In 2020, van Steenis was appointed co-chair of the World Economic Forum's Global Future Council on Financial Services 2020-21. He has commented favourably on several UK government policy initiatives, including the UK housing scheme Help to Buy with his colleague Charles Goodhart.

Van Steenis joined Oliver Wyman as Vice-Chair and Partner in 2022, supporting the firm's clients on their transition to lower emissions, before leaving in August 2026 to become Partner and European Economic & Policy Strategist at Apollo Global Management.

In 2015, van Steenis joined the Board of English National Opera. In 2020, van Steenis was appointed to the University of Oxford Endowment Investment Committee. In 2023, he was appointed to the Climate Advisory Board of NBIM, the Government Pension Fund of Norway.
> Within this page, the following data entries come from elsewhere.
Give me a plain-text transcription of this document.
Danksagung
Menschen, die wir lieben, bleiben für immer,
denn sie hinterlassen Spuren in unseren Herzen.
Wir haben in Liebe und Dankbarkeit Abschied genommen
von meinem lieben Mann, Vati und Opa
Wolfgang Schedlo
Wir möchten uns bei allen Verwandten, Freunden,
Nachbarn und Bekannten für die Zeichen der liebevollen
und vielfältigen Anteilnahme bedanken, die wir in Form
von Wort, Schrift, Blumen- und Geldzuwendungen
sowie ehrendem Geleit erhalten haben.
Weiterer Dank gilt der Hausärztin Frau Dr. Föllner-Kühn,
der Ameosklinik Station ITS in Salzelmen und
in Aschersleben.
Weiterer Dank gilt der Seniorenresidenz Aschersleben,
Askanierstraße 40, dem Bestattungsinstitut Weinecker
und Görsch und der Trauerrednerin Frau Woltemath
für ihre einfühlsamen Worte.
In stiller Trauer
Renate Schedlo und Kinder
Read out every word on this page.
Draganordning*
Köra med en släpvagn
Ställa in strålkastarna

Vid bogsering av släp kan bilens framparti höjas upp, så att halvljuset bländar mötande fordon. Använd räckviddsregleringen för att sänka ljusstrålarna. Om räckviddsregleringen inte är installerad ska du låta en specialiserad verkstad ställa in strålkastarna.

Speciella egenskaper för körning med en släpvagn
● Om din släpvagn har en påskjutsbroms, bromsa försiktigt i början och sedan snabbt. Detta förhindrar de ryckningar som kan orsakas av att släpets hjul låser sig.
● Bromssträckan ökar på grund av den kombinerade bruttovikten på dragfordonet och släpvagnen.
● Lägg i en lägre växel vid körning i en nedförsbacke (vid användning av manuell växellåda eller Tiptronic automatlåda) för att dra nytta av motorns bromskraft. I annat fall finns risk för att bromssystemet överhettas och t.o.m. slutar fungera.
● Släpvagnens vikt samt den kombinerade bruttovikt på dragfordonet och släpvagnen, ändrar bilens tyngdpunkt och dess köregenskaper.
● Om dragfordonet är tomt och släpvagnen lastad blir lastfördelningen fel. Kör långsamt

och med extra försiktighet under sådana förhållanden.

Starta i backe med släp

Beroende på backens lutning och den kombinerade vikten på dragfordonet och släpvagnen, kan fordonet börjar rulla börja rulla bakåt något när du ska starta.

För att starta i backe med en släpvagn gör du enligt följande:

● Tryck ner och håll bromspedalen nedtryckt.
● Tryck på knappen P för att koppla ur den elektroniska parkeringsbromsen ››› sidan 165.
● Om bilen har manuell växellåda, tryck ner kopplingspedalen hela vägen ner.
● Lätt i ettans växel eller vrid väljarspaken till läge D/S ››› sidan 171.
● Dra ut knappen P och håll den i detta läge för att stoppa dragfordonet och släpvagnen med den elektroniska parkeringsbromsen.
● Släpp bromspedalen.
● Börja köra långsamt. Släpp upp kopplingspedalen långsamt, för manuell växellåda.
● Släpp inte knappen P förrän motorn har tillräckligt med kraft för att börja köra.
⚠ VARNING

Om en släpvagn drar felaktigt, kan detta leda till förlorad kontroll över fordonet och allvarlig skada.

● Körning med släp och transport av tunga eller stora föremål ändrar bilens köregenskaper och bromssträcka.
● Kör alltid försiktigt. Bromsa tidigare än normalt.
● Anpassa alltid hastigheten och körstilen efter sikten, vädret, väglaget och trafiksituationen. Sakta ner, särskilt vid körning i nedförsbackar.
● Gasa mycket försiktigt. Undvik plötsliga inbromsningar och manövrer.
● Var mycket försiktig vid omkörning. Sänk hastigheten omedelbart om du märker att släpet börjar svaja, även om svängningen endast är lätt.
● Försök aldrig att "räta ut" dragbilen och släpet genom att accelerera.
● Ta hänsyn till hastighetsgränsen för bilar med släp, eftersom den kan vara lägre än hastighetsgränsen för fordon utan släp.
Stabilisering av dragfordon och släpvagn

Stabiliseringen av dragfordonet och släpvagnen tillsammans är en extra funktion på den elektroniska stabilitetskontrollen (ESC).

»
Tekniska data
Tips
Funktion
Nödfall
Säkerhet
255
==Awards and recognition==
In 2009, van Steenis was named "European Banker of the Quarter" for Q1 2009 by The Wall Street Journals Financial News for his work on the banking crisis and policy response. The judges describing him as "one of the most well regarded and influential voices commenting on issues facing the industry … who has helped to position the US bank as an authority on the European policy response to the crisis".
Anthony Hilton, City Editor, Evening Standard called him as "one of the most authoritative banking analysts in Europe"
His awards include being voted the number one equity research analyst for Banks and Diversified Financials twelve times in institutional investor polls.

He has won a number of forecasting awards including European "Stock Picker of the Year" for Banks and Financials in Reuter's Starmine twice.
In 2008, van Steenis was tipped as "Rising Star Under 40" by The Wall Street Journals Financial News for the third time. The judges said: "He was early to spot the implications of the funding crisis and warned investors to steer clear of single-A banks, forecast the majority of the sectors rights issues and dividend cuts and the financials portfolio he runs for Morgan Stanley has outperformed the sector by over 25% for the year".

==Personal life==
Van Steenis is married to journalist and life peer Camilla Cavendish. He is the great nephew of Dutch botanist Cornelis Gijsbert Gerrit Jan van Steenis.